Firms´ Responses to Changes in Corporate Income Tax Rates: A Retrospective of Colombia´s Tax Reforms

Número: 
2
Publicado: 
Clasificación JEL: 
C22, C23, H25, H32

Corporate taxes are a relevant source of revenue for governments and play an important role in firms’ decisions, with implications on the fiscal balance and the economic activity of a country. Thus, measuring firms’ responses to the corporate income tax is crucial in designing tax reforms and assessing tax avoidance opportunities. This paper estimates the elasticity of the corporate income tax base with respect to the net-of tax rate, allowing us to measure how firms respond to changes in the corporate income tax in Colombia for the period 2005–2011. During these years, the Colombian government implemented three major heterogeneous tax law changes, making its institutional context a quasi-experimental scenario to identify the income tax elasticity. The empirical analysis uses a detailed firm-level unbalanced panel data and is based on Two-Stage Least Squares and Endogenous Quantile Regression. To address potential endogeneity due to the correlation between tax rates and changes in the distribution of corporate profits, we use changes in the marginal effective tax rates resulting from tax reforms, as an instrument. This approach considers macroeconomic conditions and tax parameters post-reforms, as well as the firms’ characteristics before the reforms.
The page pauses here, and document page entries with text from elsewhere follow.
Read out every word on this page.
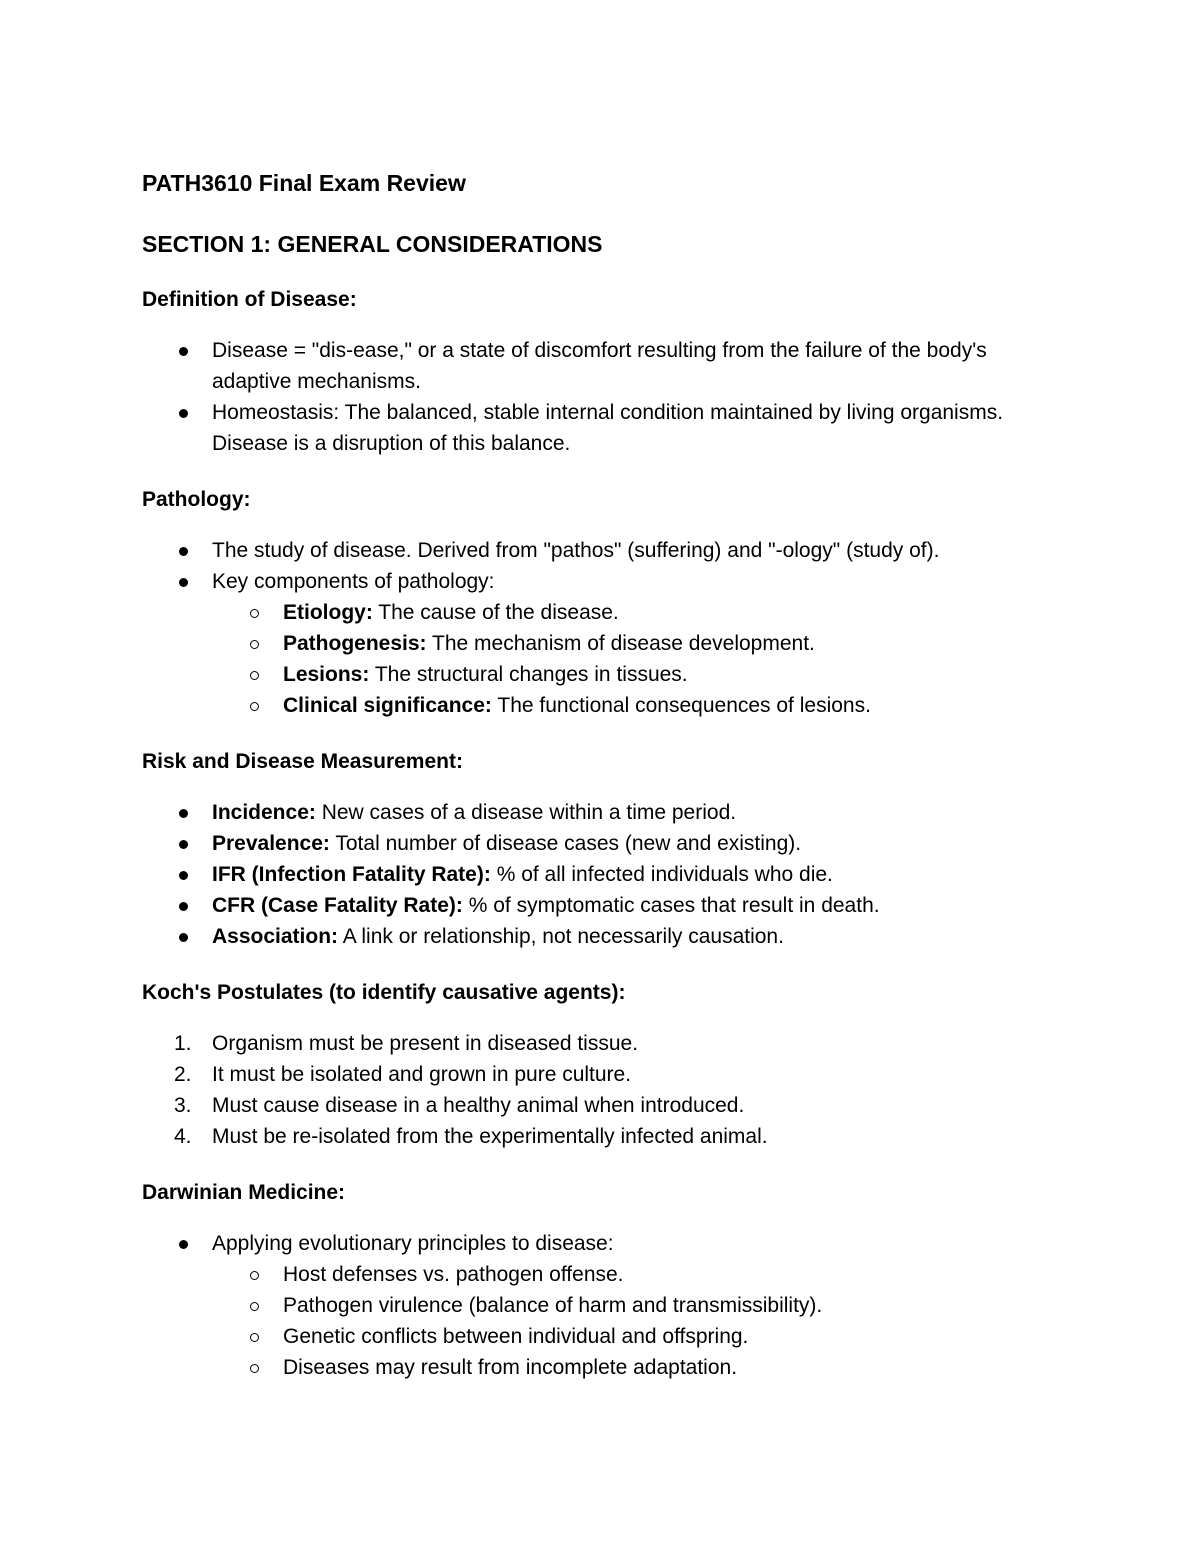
PATH3610 Final Exam Review
SECTION 1: GENERAL CONSIDERATIONS
Definition of Disease:
Disease = "dis-ease," or a state of discomfort resulting from the failure of the body's adaptive mechanisms.
Homeostasis: The balanced, stable internal condition maintained by living organisms. Disease is a disruption of this balance.
Pathology:
The study of disease. Derived from "pathos" (suffering) and "-ology" (study of).
Key components of pathology:
Etiology: The cause of the disease.
Pathogenesis: The mechanism of disease development.
Lesions: The structural changes in tissues.
Clinical significance: The functional consequences of lesions.
Risk and Disease Measurement:
Incidence: New cases of a disease within a time period.
Prevalence: Total number of disease cases (new and existing).
IFR (Infection Fatality Rate): % of all infected individuals who die.
CFR (Case Fatality Rate): % of symptomatic cases that result in death.
Association: A link or relationship, not necessarily causation.
Koch's Postulates (to identify causative agents):
1. Organism must be present in diseased tissue.
2. It must be isolated and grown in pure culture.
3. Must cause disease in a healthy animal when introduced.
4. Must be re-isolated from the experimentally infected animal.
Darwinian Medicine:
Applying evolutionary principles to disease:
Host defenses vs. pathogen offense.
Pathogen virulence (balance of harm and transmissibility).
Genetic conflicts between individual and offspring.
Diseases may result from incomplete adaptation.
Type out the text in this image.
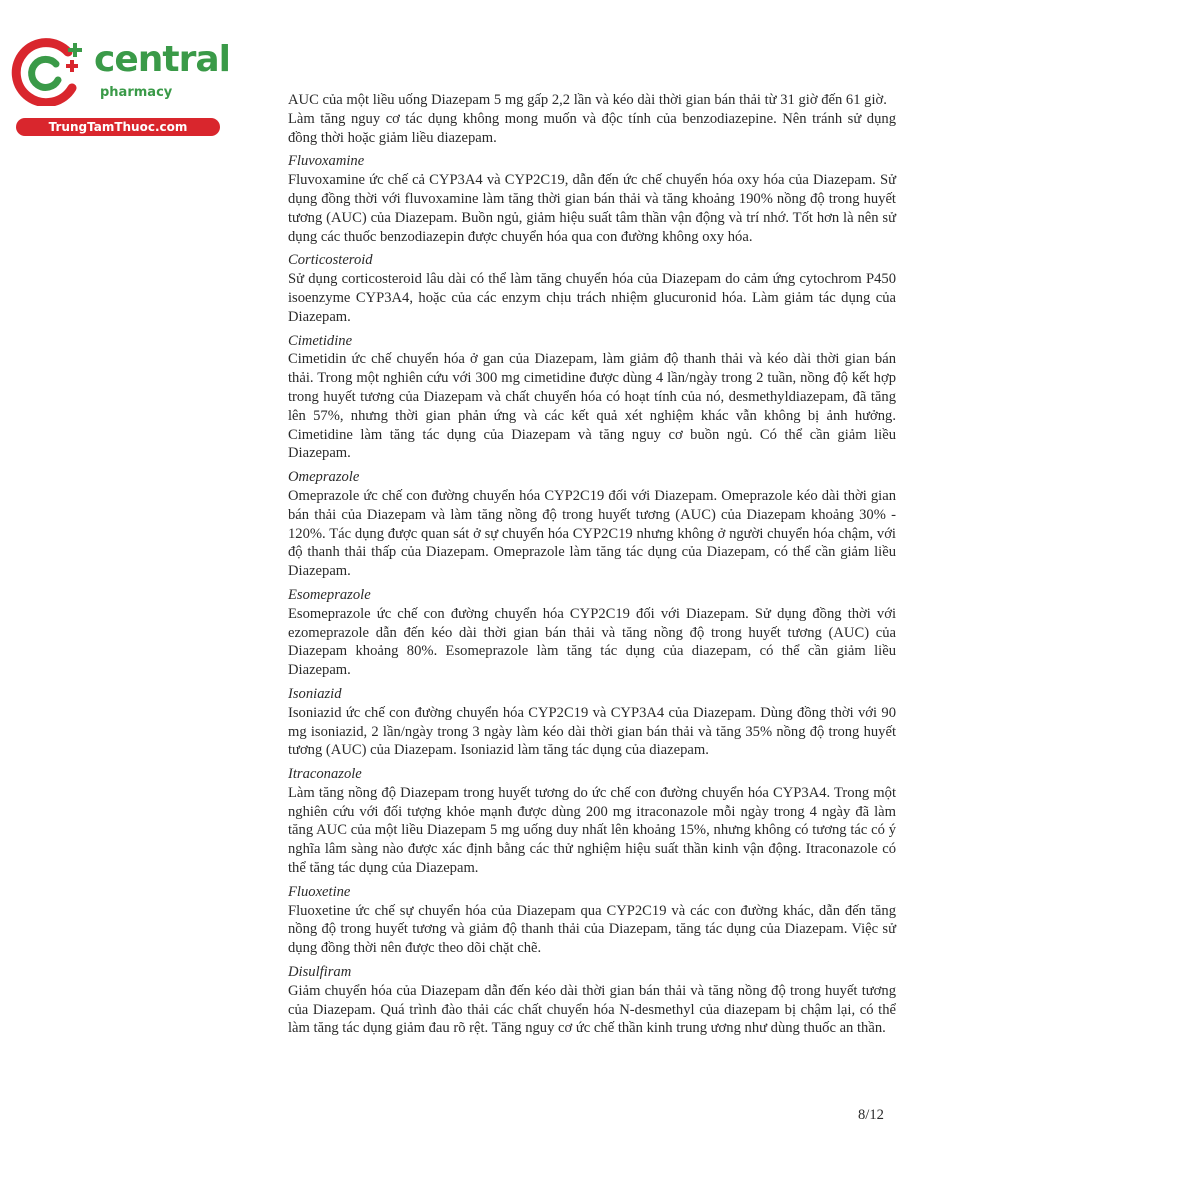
central
pharmacy
TrungTamThuoc.com

AUC của một liều uống Diazepam 5 mg gấp 2,2 lần và kéo dài thời gian bán thải từ 31 giờ đến 61 giờ.

Làm tăng nguy cơ tác dụng không mong muốn và độc tính của benzodiazepine. Nên tránh sử dụng đồng thời hoặc giảm liều diazepam.

Fluvoxamine

Fluvoxamine ức chế cả CYP3A4 và CYP2C19, dẫn đến ức chế chuyển hóa oxy hóa của Diazepam. Sử dụng đồng thời với fluvoxamine làm tăng thời gian bán thải và tăng khoảng 190% nồng độ trong huyết tương (AUC) của Diazepam. Buồn ngủ, giảm hiệu suất tâm thần vận động và trí nhớ. Tốt hơn là nên sử dụng các thuốc benzodiazepin được chuyển hóa qua con đường không oxy hóa.

Corticosteroid

Sử dụng corticosteroid lâu dài có thể làm tăng chuyển hóa của Diazepam do cảm ứng cytochrom P450 isoenzyme CYP3A4, hoặc của các enzym chịu trách nhiệm glucuronid hóa. Làm giảm tác dụng của Diazepam.

Cimetidine

Cimetidin ức chế chuyển hóa ở gan của Diazepam, làm giảm độ thanh thải và kéo dài thời gian bán thải. Trong một nghiên cứu với 300 mg cimetidine được dùng 4 lần/ngày trong 2 tuần, nồng độ kết hợp trong huyết tương của Diazepam và chất chuyển hóa có hoạt tính của nó, desmethyldiazepam, đã tăng lên 57%, nhưng thời gian phản ứng và các kết quả xét nghiệm khác vẫn không bị ảnh hưởng. Cimetidine làm tăng tác dụng của Diazepam và tăng nguy cơ buồn ngủ. Có thể cần giảm liều Diazepam.

Omeprazole

Omeprazole ức chế con đường chuyển hóa CYP2C19 đối với Diazepam. Omeprazole kéo dài thời gian bán thải của Diazepam và làm tăng nồng độ trong huyết tương (AUC) của Diazepam khoảng 30% - 120%. Tác dụng được quan sát ở sự chuyển hóa CYP2C19 nhưng không ở người chuyển hóa chậm, với độ thanh thải thấp của Diazepam. Omeprazole làm tăng tác dụng của Diazepam, có thể cần giảm liều Diazepam.

Esomeprazole

Esomeprazole ức chế con đường chuyển hóa CYP2C19 đối với Diazepam. Sử dụng đồng thời với ezomeprazole dẫn đến kéo dài thời gian bán thải và tăng nồng độ trong huyết tương (AUC) của Diazepam khoảng 80%. Esomeprazole làm tăng tác dụng của diazepam, có thể cần giảm liều Diazepam.

Isoniazid

Isoniazid ức chế con đường chuyển hóa CYP2C19 và CYP3A4 của Diazepam. Dùng đồng thời với 90 mg isoniazid, 2 lần/ngày trong 3 ngày làm kéo dài thời gian bán thải và tăng 35% nồng độ trong huyết tương (AUC) của Diazepam. Isoniazid làm tăng tác dụng của diazepam.

Itraconazole

Làm tăng nồng độ Diazepam trong huyết tương do ức chế con đường chuyển hóa CYP3A4. Trong một nghiên cứu với đối tượng khỏe mạnh được dùng 200 mg itraconazole mỗi ngày trong 4 ngày đã làm tăng AUC của một liều Diazepam 5 mg uống duy nhất lên khoảng 15%, nhưng không có tương tác có ý nghĩa lâm sàng nào được xác định bằng các thử nghiệm hiệu suất thần kinh vận động. Itraconazole có thể tăng tác dụng của Diazepam.

Fluoxetine

Fluoxetine ức chế sự chuyển hóa của Diazepam qua CYP2C19 và các con đường khác, dẫn đến tăng nồng độ trong huyết tương và giảm độ thanh thải của Diazepam, tăng tác dụng của Diazepam. Việc sử dụng đồng thời nên được theo dõi chặt chẽ.

Disulfiram

Giảm chuyển hóa của Diazepam dẫn đến kéo dài thời gian bán thải và tăng nồng độ trong huyết tương của Diazepam. Quá trình đào thải các chất chuyển hóa N-desmethyl của diazepam bị chậm lại, có thể làm tăng tác dụng giảm đau rõ rệt. Tăng nguy cơ ức chế thần kinh trung ương như dùng thuốc an thần.

8/12
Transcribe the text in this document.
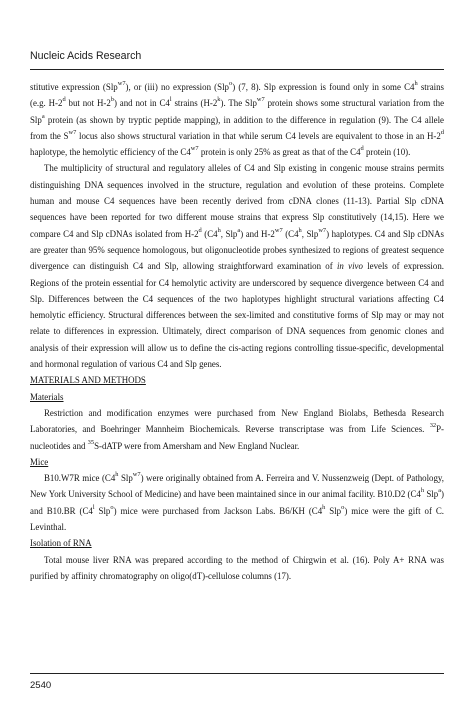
Nucleic Acids Research

stitutive expression (Slp$^{w7}$), or (iii) no expression (Slp$^o$) (7, 8). Slp expression is found only in some C4$^h$ strains (e.g. H-2$^d$ but not H-2$^b$) and not in C4$^l$ strains (H-2$^k$). The Slp$^{w7}$ protein shows some structural variation from the Slp$^a$ protein (as shown by tryptic peptide mapping), in addition to the difference in regulation (9). The C4 allele from the $S^{w7}$ locus also shows structural variation in that while serum C4 levels are equivalent to those in an H-2$^d$ haplotype, the hemolytic efficiency of the $C4^{w7}$ protein is only 25% as great as that of the C4$^d$ protein (10).

The multiplicity of structural and regulatory alleles of C4 and Slp existing in congenic mouse strains permits distinguishing DNA sequences involved in the structure, regulation and evolution of these proteins. Complete human and mouse C4 sequences have been recently derived from cDNA clones (11-13). Partial Slp cDNA sequences have been reported for two different mouse strains that express Slp constitutively (14,15). Here we compare C4 and Slp cDNAs isolated from H-2$^d$ (C4$^h$, Slp$^a$) and $H-2^{w7}$ (C4$^h$, Slp$^{w7}$) haplotypes. C4 and Slp cDNAs are greater than 95% sequence homologous, but oligonucleotide probes synthesized to regions of greatest sequence divergence can distinguish C4 and Slp, allowing straightforward examination of in vivo levels of expression. Regions of the protein essential for C4 hemolytic activity are underscored by sequence divergence between C4 and Slp. Differences between the C4 sequences of the two haplotypes highlight structural variations affecting C4 hemolytic efficiency. Structural differences between the sex-limited and constitutive forms of Slp may or may not relate to differences in expression. Ultimately, direct comparison of DNA sequences from genomic clones and analysis of their expression will allow us to define the cis-acting regions controlling tissue-specific, developmental and hormonal regulation of various C4 and Slp genes.

MATERIALS AND METHODS

Materials

Restriction and modification enzymes were purchased from New England Biolabs, Bethesda Research Laboratories, and Boehringer Mannheim Biochemicals. Reverse transcriptase was from Life Sciences. $^{32}$P-nucleotides and $^{35}$S-dATP were from Amersham and New England Nuclear.

Mice

B10.W7R mice (C4$^h$ Slp$^{w7}$) were originally obtained from A. Ferreira and V. Nussenzweig (Dept. of Pathology, New York University School of Medicine) and have been maintained since in our animal facility. B10.D2 (C4$^h$ Slp$^a$) and B10.BR (C4$^l$ Slp$^o$) mice were purchased from Jackson Labs. B6/KH (C4$^h$ Slp$^o$) mice were the gift of C. Levinthal.

Isolation of RNA

Total mouse liver RNA was prepared according to the method of Chirgwin et al. (16). Poly A+ RNA was purified by affinity chromatography on oligo(dT)-cellulose columns (17).

2540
The results indicate that firms adjust their responses in the short-term conditional on the tax regime and firms’ characteristics. Results also point out that, when tax reforms are jointly analyzed, the effects offset on the average, with heterogeneous impacts according to the size of firms. Overall, the findings highlight the importance of evaluating the differential impacts of taxes and their benefits for different groups of firms when considering a tax reform, which becomes more critical in post-pandemic times given the fiscal needs emerging countries face. The high elasticities found in some tax reforms and among specific groups of firms suggest the presence of marginal deadweight losses due to tax avoidance opportunities.